Janvier 1914 : Visite et cartes de Nouvel An !
On a en ce moment une très fâcheuse propension à s'affranchir de la sujétion des visites et des cartes de nouvel an. Les cartes prennent, aux yeux de
beaucoup de personnes, un temps qu'elles jugent pouvoir être mieux employé à d'autres besognes.
Et puis, elles nécessitent une mise à jour annuelle passablement laborieuse, si l'on se pique qu'elles touchent sans omission le cercle des connaissances. Enfin, elles risquent de se heurter au silence réservé d'amis adversaires du bristol : petit affront douloureux pour qui tient état exact de ses envois.
Quant aux visites, c'est bien une autre histoire. Nul ou presque, qui ne les déclare assommantes, excédantes, ne pouvant faire plaisir à qui les accomplit ni à qui les reçoit.
Voyons, voyons... Je sais parfaitement que des souhaits écrits ou parlés entre personnes ne cultivant pas de relations, autant en emnorte le vent. Mais c'est que, justement, il dépend de chacun de les doter d'un sens en les revêtant d'une manière. Ce qu'il faut considérer, c'est que le carte et la visite de la nouvelle année sont les moyens les plus civils et les moins encombrants que l'on ait trouvés d'entretenir des amitiés lointaines dont aucune raison ne vous fait désirer de resserrer les liens.
La famille est étroite, le monde des familiers difficile à recruter intelligemment. Ils forment à eux deux une sorte d'armée active que, dans maintes occasions, on éprouve un soulagement à voir doubler d'une nombreuse armée territoriale, - vous savez, cette armée qui vous bombarde de félicitations quand vous êtes décoré, qui vient vous serrer la main à la sacristie le jour de vos noces, et qui suit votre corbillard en parlant trop haut lorsque vos héritiers vous conduisent à la concession perpétuelle.

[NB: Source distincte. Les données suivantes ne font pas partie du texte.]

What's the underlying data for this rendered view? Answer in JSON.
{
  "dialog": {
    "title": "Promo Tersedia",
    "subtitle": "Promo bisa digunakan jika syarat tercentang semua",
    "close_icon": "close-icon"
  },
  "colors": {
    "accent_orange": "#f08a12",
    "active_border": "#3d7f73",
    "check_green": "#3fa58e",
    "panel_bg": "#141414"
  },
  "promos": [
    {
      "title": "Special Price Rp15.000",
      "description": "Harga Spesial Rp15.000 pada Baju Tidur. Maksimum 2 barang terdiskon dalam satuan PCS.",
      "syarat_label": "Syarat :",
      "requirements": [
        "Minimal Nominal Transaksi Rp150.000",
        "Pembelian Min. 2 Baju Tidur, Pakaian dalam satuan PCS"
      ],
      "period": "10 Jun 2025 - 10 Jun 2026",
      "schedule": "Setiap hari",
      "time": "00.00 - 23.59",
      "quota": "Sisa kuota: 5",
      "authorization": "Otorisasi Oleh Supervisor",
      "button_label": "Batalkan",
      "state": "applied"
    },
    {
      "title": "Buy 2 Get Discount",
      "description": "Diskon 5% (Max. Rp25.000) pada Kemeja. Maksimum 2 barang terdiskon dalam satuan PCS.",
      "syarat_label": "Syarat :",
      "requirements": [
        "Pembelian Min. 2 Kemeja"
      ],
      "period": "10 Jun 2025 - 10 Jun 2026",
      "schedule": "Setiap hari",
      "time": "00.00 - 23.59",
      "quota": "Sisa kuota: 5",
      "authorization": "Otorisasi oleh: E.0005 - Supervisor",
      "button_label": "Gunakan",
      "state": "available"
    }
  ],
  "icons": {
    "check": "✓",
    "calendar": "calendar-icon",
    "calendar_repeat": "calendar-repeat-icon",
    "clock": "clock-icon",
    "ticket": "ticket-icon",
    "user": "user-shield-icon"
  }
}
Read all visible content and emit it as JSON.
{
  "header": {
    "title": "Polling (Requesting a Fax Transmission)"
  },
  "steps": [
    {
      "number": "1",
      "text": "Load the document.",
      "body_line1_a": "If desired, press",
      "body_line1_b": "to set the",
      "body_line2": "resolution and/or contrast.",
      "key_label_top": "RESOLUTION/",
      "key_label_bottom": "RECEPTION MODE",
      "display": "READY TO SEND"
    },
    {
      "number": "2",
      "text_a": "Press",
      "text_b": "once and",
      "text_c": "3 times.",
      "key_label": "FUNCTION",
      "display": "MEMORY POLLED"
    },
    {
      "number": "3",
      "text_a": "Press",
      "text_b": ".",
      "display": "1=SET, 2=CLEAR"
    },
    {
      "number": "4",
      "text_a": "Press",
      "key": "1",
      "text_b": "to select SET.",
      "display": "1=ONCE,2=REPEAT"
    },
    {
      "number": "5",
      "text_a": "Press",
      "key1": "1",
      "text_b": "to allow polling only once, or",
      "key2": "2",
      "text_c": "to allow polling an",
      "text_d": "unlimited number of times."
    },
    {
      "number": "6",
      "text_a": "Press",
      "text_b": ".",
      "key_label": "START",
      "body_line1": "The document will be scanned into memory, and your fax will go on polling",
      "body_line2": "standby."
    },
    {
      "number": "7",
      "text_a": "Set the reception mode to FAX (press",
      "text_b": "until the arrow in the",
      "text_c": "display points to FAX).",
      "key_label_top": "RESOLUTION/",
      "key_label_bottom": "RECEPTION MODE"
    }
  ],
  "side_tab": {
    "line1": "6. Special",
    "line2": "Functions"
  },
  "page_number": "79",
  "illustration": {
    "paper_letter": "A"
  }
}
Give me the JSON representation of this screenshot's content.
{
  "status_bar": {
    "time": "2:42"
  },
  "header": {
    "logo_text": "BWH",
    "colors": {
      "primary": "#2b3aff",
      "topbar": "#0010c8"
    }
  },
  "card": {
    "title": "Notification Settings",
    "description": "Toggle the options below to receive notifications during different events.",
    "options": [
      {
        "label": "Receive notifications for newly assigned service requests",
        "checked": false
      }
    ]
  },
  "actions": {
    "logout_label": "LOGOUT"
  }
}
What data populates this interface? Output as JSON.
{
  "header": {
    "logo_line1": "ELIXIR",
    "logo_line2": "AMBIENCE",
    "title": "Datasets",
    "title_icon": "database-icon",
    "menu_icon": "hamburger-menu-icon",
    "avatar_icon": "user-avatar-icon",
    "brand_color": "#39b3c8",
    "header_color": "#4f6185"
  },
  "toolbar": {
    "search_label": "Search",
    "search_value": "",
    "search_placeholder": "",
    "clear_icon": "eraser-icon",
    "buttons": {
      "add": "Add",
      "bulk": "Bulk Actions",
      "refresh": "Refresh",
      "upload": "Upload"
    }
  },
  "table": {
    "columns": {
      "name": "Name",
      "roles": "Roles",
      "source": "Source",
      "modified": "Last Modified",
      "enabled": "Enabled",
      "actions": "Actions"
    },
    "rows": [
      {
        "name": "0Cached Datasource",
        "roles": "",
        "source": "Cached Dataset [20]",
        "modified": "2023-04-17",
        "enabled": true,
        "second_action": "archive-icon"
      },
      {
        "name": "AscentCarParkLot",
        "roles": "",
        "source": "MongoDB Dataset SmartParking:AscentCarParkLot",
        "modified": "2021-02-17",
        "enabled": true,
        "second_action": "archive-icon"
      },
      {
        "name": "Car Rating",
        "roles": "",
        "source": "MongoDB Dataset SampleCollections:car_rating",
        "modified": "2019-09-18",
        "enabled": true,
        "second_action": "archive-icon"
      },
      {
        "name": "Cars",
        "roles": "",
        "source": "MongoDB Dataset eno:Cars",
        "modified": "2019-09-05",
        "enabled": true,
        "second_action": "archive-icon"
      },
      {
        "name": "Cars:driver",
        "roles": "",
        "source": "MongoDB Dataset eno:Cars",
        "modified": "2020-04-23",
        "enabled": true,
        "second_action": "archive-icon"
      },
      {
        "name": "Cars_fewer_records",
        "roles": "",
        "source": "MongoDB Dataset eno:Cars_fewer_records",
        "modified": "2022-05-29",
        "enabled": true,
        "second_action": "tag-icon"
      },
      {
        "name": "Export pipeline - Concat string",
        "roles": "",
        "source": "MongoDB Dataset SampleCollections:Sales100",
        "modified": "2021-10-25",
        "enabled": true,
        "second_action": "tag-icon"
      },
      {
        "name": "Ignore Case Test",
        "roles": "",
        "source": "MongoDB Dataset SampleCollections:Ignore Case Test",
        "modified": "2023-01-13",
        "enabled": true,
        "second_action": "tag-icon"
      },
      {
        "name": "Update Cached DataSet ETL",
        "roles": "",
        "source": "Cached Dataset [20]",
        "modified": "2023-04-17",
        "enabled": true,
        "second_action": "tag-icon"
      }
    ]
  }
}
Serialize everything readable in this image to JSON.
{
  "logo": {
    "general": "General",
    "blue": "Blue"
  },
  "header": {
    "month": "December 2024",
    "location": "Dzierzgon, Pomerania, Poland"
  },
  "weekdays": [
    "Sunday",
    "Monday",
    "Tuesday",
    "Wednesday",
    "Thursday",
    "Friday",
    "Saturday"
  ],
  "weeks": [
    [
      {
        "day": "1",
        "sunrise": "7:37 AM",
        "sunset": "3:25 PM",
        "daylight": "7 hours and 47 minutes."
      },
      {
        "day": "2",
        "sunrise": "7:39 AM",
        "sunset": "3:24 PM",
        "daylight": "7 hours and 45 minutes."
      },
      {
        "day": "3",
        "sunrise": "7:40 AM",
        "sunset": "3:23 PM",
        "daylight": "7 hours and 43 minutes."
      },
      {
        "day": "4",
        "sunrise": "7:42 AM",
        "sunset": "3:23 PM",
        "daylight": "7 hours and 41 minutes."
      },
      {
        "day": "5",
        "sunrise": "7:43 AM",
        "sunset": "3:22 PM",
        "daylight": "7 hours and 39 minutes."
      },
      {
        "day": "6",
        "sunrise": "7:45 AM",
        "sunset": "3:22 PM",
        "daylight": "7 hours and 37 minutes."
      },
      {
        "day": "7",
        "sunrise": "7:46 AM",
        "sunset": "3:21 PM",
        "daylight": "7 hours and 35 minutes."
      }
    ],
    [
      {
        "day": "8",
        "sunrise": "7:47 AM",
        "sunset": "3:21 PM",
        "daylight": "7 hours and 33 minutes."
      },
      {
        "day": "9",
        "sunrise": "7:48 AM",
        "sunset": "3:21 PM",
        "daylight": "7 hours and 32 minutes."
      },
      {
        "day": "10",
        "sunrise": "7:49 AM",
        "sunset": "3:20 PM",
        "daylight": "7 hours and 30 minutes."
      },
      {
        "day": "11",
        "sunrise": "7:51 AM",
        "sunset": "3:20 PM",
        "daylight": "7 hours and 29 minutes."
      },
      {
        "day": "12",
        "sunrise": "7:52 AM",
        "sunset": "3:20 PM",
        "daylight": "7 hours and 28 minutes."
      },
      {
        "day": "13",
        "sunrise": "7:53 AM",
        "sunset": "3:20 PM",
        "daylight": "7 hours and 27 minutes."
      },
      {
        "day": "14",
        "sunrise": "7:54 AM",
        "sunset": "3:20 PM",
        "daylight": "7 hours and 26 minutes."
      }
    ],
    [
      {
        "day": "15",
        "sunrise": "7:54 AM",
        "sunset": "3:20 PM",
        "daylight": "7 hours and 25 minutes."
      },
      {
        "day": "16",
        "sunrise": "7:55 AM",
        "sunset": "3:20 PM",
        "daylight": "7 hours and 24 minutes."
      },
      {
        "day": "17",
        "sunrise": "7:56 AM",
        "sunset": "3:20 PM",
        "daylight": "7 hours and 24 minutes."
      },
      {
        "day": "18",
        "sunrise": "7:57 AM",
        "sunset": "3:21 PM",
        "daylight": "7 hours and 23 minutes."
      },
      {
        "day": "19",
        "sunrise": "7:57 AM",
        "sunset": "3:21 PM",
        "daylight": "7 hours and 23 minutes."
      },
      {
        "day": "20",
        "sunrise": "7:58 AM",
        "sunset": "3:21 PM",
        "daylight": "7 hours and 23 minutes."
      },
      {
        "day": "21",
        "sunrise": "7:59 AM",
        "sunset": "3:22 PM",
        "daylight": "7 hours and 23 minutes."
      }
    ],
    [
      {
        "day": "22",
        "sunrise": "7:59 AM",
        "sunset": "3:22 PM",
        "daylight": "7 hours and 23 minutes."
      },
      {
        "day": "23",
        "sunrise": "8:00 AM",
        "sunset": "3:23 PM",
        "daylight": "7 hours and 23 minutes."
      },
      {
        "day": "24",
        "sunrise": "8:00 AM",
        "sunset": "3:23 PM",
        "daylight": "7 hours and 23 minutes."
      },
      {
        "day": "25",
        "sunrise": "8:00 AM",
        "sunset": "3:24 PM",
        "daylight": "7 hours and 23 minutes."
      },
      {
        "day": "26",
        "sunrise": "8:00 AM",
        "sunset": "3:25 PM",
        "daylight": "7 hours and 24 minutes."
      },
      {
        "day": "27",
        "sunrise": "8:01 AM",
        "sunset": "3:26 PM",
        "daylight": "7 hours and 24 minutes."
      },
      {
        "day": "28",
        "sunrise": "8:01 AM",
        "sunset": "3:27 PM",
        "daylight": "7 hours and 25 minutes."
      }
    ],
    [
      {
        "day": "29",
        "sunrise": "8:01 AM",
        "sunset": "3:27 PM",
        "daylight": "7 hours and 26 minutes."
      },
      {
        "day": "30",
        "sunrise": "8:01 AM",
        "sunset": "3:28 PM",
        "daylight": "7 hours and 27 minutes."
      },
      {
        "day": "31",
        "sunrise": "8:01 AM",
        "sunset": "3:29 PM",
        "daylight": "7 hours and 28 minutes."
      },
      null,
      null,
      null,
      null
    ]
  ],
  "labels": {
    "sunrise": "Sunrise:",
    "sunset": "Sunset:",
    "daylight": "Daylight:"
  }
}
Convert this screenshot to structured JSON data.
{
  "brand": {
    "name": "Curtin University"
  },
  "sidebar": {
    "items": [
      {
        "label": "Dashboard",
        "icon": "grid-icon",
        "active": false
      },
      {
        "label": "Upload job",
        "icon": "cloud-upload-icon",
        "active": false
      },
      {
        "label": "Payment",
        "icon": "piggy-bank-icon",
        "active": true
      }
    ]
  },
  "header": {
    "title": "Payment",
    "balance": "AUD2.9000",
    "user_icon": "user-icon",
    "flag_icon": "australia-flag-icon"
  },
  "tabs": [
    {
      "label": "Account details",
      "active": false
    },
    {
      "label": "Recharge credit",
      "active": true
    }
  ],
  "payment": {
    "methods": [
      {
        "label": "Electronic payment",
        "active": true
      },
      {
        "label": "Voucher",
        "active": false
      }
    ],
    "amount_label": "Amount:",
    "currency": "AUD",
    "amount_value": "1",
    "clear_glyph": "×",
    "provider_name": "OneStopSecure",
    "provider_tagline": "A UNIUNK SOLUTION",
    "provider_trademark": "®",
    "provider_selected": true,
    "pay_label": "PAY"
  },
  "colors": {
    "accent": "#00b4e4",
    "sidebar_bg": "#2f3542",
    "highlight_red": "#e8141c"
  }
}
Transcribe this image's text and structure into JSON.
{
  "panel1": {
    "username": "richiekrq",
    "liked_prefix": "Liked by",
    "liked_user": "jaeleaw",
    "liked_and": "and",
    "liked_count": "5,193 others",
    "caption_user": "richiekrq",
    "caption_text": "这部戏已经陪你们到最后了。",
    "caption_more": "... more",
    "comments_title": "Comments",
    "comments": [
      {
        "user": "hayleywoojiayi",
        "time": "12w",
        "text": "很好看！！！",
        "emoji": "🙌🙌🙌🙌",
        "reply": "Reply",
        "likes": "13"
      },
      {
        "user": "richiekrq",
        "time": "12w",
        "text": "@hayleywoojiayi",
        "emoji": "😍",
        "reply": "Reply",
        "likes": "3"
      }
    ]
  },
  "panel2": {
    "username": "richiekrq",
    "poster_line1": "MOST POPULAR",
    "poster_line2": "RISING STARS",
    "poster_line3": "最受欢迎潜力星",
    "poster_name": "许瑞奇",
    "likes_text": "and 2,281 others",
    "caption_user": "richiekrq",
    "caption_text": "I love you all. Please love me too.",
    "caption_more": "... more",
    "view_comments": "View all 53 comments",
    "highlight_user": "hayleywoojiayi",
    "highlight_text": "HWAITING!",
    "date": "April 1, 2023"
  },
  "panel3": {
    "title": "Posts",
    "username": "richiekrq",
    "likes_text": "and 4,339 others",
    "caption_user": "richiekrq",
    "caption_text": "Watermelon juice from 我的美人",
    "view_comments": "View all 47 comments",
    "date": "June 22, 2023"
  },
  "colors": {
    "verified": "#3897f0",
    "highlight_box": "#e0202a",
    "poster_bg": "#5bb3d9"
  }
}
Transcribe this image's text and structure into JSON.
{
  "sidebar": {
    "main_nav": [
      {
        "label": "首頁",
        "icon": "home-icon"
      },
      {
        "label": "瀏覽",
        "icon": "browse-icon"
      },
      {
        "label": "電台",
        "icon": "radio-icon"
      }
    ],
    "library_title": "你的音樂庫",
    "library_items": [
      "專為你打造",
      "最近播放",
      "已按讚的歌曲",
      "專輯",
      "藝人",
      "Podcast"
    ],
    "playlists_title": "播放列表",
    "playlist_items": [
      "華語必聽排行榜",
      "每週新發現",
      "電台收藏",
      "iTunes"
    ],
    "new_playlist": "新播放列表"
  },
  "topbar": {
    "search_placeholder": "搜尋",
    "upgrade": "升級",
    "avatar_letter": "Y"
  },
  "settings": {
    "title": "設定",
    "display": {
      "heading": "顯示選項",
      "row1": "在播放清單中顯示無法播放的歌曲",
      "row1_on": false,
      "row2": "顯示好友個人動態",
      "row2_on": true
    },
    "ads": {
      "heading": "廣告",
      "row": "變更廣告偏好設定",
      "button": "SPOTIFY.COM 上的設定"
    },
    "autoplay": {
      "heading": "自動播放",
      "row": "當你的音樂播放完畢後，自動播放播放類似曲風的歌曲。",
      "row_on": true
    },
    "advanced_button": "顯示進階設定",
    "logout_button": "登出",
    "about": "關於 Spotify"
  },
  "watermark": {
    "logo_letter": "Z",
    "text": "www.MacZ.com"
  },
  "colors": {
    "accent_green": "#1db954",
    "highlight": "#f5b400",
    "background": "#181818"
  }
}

Eh bien, à moins que d'être un misanthrope au cœur noué de rubans verts, il faut cultiver cette armée-là. La carte coûte peu. Usez-en largement. La visite ennuie davantage. « Cordialisez »-la, si je peux employer ce néologisme. Faites-là sans façon, gentille, exempte de pose et surtout de rancune, si tant est que vous cultiviez cette ciguë dans votre jardin. Une visite bien faite est une sympathie conquise. Et ne dites pas que vous vous moquez des sympathies.
Elles constituent un chaud vêtement à l'âme pour les heures à venir où l'on souffre et où l'on a froid.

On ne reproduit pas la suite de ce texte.